On a drizzly December afternoon in western Massachusetts, U.S. Geological Survey wildlife biologists Evan Grant and Adrianne Brand stop their car on the side of the road and plod into the wet forest through a break in the oaks and white pines. It’s a bit late in the year to find the predators they’re searching for, but this forest is teeming with them. In fact, as soon as they walk past the first tree, they’re probably never more than a few feet from a salamander.
You’d never know it, though.
If you walk into almost any forest, like this one in the northeastern United States, and stand still, you’ll start to hear animals. At first, the songs of birds from afar will reach you. Then, the ones nearby that went silent at your approach will start back up. After a while, you might hear some rustling in the leaves nearby: chipmunks, squirrels or other small mammals, and maybe a snake or two. But as long as you stand, and as silent as you may be, what you’ll never hear — and probably never see — are these predators, the most common terrestrial vertebrates in the woods.

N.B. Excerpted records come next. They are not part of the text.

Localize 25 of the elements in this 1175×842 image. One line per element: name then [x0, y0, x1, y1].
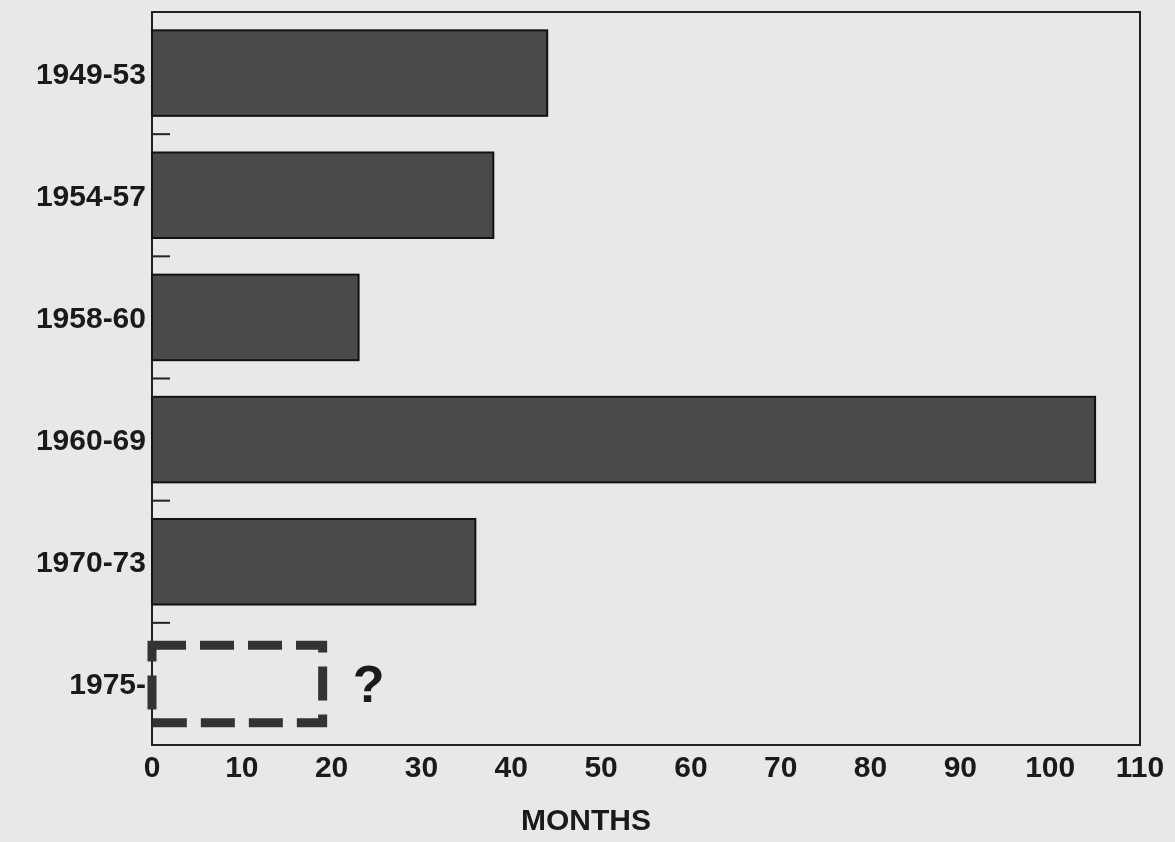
x-tick-label: 60	[674, 750, 708, 783]
x-tick-label: 20	[314, 750, 349, 783]
x-axis-title: MONTHS	[521, 803, 651, 836]
x-tick-label: 30	[404, 750, 439, 783]
bar	[151, 151, 495, 240]
y-tick-label: 1954-57	[35, 178, 146, 212]
y-tick-label: 1958-60	[35, 300, 146, 334]
y-tick-label: 1949-53	[35, 56, 146, 90]
bar	[151, 395, 1097, 484]
x-tick-label: 110	[1115, 750, 1165, 783]
x-tick-label: 10	[225, 750, 259, 783]
x-tick-label: 50	[584, 750, 618, 783]
annotation: ?	[352, 655, 385, 714]
bar	[151, 29, 549, 117]
x-tick-label: 90	[943, 750, 978, 783]
y-tick-label: 1975-	[69, 667, 146, 701]
y-tick-label: 1970-73	[35, 545, 146, 579]
x-tick-label: 40	[494, 750, 528, 783]
x-tick-label: 80	[853, 750, 888, 783]
x-tick-label: 70	[764, 750, 798, 783]
bar	[151, 517, 477, 606]
x-tick-label: 0	[143, 750, 161, 783]
y-tick-label: 1960-69	[35, 423, 146, 457]
bar	[151, 273, 360, 362]
x-tick-label: 100	[1025, 750, 1076, 783]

Fortunately, unless you’re a small bug, you’re not in any danger. The ubiquitous critters are eastern red-backed salamanders: skinny, lungless amphibians a couple of inches long with a rust-colored racing stripe down their backs. And in forests from Nova Scotia to Minnesota and down south to North Carolina, there are often more Plethodon cinereus than any other land animal with a backbone. Their sheer weight is greater than all the nearby birds and small mammals combined. From the East Coast to the West, those tremendous numbers are showing scientists just how important salamanders are to the forests that surround them.